Nucleoside Analog Reverse Transcriptase Inhibitors
Increasing biochemical evidence strongly suggests that the excision of incorporated chain-terminating nucleotides is an important mechanism in HIV resistance to AZT. Earlier reports showed that reverse transcriptase (RT) enzymes with mutations associated with resistance to AZT facilitated rescue of DNA synthesis in the presence of pyrophosphate (PPi) or ATP, alternatively. Now, a new study by Meyer et al (Abstract 14) confirms recently published data, showing that ATP- and PPi-dependent removal of chain-terminators is reduced in RT enzymes that confer resistance to foscarnet -- an analogue of PPi. The data suggest a common binding site for PPi and ATP, respectively [1].

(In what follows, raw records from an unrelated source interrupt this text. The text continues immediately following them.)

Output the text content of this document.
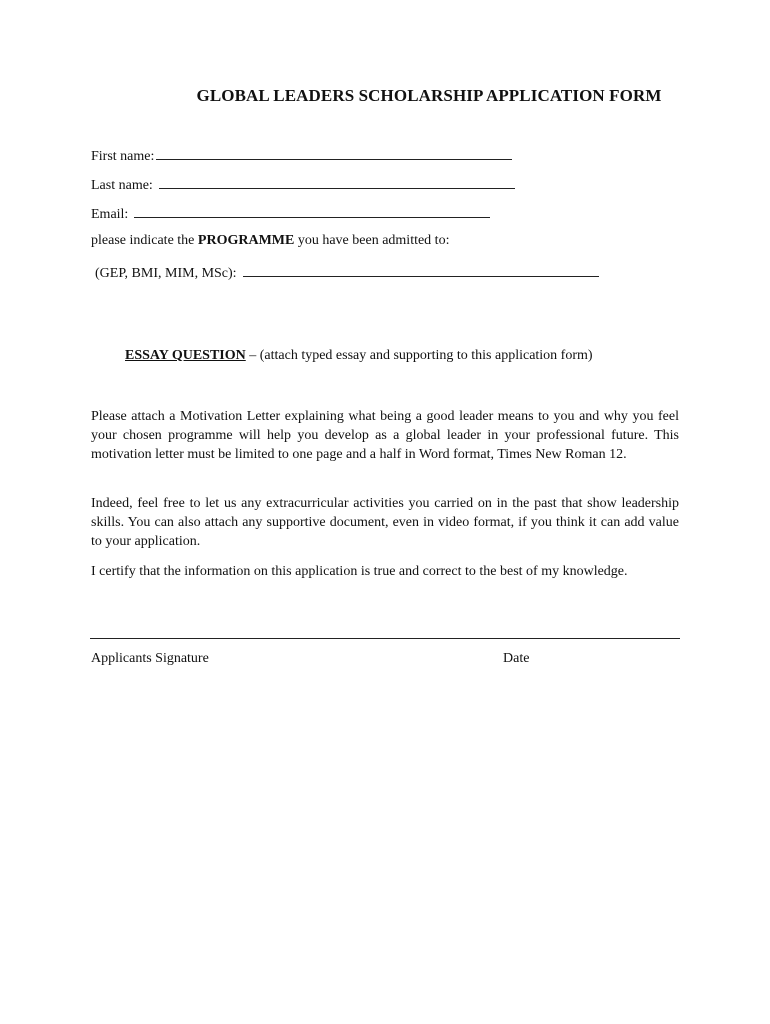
GLOBAL LEADERS SCHOLARSHIP APPLICATION FORM
First name:
Last name:
Email:
please indicate the PROGRAMME you have been admitted to:
(GEP, BMI, MIM, MSc):
ESSAY QUESTION – (attach typed essay and supporting to this application form)
Please attach a Motivation Letter explaining what being a good leader means to you and why you feel your chosen programme will help you develop as a global leader in your professional future. This motivation letter must be limited to one page and a half in Word format, Times New Roman 12.
Indeed, feel free to let us any extracurricular activities you carried on in the past that show leadership skills. You can also attach any supportive document, even in video format, if you think it can add value to your application.
I certify that the information on this application is true and correct to the best of my knowledge.
Applicants Signature	Date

Meyer et al also studied the effects of several combinations of amino acid substitutions associated with resistance to AZT (Abstract 15) [2]. The strongest effect in regard to ATP-dependent primer unblocking was observed with four mutations at positions 67, 70, 215Y and 219. Increased rates of pyrophosphorolysis were not observed in their assay system that distinguishes between primer unblocking, conducted with HIV-1 RT, and rescue of DNA synthesis, conducted with the Klenow fragment of E. coli DNA polymerase I. In contrast, increased rates of pyrophosphorolysis were seen with the same mutant enzyme, when both reactions were performed with HIV-1 RT (Selmi et al, Abstract 17), in agreement with previously published papers [3]. Selmi at al further developed an approach to specifically target mutant enzymes that recruit primer unblocking reactions as possible mechanisms for drug resistance. The authors showed that nucleotides bearing a boranophosphate group on the monophosphate of thymidine analogues decreased rates of pyrophosphorolysis by several relevant mutant enzymes.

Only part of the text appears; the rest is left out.